Consider the function $$f(t) = 2 \sin(t)+\sin(2t)+25 \sin(400t)$$ (for example).
In this case, how many samples of this function would I have to take, and at what sampling frequency, to determine the three frequencies it is composed of? And, how exactly would I identify those frequencies from the Fourier coefficients?

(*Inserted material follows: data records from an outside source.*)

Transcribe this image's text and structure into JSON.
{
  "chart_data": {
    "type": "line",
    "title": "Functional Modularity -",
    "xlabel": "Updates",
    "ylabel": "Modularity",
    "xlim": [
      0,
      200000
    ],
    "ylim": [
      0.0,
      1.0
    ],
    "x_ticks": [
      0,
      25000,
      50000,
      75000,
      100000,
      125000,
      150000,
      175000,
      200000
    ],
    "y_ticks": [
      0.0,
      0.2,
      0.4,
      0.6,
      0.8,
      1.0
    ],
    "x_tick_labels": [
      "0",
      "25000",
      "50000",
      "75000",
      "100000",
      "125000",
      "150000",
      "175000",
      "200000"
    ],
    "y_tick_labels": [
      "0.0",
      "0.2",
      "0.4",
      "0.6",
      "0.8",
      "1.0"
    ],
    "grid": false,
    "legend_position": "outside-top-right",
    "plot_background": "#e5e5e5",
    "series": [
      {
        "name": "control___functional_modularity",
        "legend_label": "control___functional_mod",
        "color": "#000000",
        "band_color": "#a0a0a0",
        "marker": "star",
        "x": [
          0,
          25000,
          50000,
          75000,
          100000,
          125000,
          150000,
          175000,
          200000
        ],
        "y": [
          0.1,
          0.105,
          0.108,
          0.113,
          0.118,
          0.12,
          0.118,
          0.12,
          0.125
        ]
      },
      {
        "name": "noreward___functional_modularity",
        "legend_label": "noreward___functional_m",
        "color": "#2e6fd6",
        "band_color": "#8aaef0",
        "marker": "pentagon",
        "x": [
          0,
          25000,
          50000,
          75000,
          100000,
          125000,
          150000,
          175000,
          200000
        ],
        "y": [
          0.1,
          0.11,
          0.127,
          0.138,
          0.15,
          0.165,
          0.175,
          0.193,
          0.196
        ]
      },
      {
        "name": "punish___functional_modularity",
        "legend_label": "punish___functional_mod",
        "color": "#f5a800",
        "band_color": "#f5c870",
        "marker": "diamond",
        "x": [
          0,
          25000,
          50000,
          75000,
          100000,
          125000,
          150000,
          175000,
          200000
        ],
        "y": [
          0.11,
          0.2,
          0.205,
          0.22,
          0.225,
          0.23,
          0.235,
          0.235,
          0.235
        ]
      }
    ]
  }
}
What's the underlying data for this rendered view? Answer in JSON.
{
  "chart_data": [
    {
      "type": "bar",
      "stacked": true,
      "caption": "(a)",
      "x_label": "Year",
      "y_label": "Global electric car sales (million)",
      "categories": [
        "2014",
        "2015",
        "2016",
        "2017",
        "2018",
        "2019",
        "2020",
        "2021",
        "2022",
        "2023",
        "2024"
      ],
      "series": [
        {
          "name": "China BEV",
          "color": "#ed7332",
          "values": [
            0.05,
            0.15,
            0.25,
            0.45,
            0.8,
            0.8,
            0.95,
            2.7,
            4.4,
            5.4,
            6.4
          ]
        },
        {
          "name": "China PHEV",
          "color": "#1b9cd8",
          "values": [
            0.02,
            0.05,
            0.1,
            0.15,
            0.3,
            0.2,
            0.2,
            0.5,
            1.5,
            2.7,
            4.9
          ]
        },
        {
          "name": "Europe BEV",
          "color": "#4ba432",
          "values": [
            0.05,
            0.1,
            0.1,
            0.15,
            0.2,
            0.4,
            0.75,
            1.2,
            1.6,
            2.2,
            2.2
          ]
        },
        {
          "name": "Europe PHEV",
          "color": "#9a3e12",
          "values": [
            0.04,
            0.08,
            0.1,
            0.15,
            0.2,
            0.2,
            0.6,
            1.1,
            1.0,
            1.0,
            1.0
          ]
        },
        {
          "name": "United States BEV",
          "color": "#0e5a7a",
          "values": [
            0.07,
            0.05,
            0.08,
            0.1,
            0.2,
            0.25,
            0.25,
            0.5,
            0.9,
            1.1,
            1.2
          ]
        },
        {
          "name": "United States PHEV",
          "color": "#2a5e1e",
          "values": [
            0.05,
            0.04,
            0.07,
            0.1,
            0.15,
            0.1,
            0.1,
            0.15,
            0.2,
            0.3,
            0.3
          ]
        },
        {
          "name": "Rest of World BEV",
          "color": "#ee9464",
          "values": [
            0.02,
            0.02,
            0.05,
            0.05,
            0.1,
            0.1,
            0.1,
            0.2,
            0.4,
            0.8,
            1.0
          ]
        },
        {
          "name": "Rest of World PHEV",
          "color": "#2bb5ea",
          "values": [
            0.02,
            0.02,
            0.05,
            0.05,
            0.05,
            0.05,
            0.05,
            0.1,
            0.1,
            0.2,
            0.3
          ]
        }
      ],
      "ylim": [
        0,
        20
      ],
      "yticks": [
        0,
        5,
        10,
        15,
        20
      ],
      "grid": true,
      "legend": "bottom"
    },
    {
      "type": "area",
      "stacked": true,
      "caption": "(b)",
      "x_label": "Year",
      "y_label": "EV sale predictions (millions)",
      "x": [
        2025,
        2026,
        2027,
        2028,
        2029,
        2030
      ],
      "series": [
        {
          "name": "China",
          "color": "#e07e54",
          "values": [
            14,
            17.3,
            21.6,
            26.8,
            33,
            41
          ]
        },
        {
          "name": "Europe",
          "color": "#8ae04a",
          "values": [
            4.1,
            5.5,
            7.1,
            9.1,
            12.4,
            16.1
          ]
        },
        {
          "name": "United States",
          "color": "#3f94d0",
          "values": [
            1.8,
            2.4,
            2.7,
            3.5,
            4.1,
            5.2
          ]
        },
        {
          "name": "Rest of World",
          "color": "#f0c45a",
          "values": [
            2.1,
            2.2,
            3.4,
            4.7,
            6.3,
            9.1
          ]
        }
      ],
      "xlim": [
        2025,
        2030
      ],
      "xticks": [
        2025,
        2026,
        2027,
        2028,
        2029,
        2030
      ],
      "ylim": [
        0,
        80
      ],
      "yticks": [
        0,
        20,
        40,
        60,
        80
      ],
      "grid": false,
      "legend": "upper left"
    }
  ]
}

This is not a homework problem by the way, just something that I'm confused about. Please help!
Thanks!
Are you asking this because you heared about "The faster-than-fast Fourier transform"? The corresponding "Nearly Optimal Sparse Fourier Transform" paper shows that you need more than $O(k \log (n/k)/\log \log n)$ and less than $O(k \log n)$ samples, where $k$ is the number of non-zero Fourier coefficients and $n$ is the length of the signal. Obviously $k=3$ for your case, because you have three different frequencies. By Shannon's sampling theorem, we get that any $n$ with $n>800$ will be fine, because your signal has period $2\pi$ and the largest occurring frequency is $\frac{400}{2\pi}$. So I guess you will need approximatively $c\cdot30$ samples (if you use $c$ and the sampling strategy from that paper, and take the knowledge about the period and the largest possible frequency of the function as given a priory). Without reference to that paper, my answer would be that you need $801$ samples.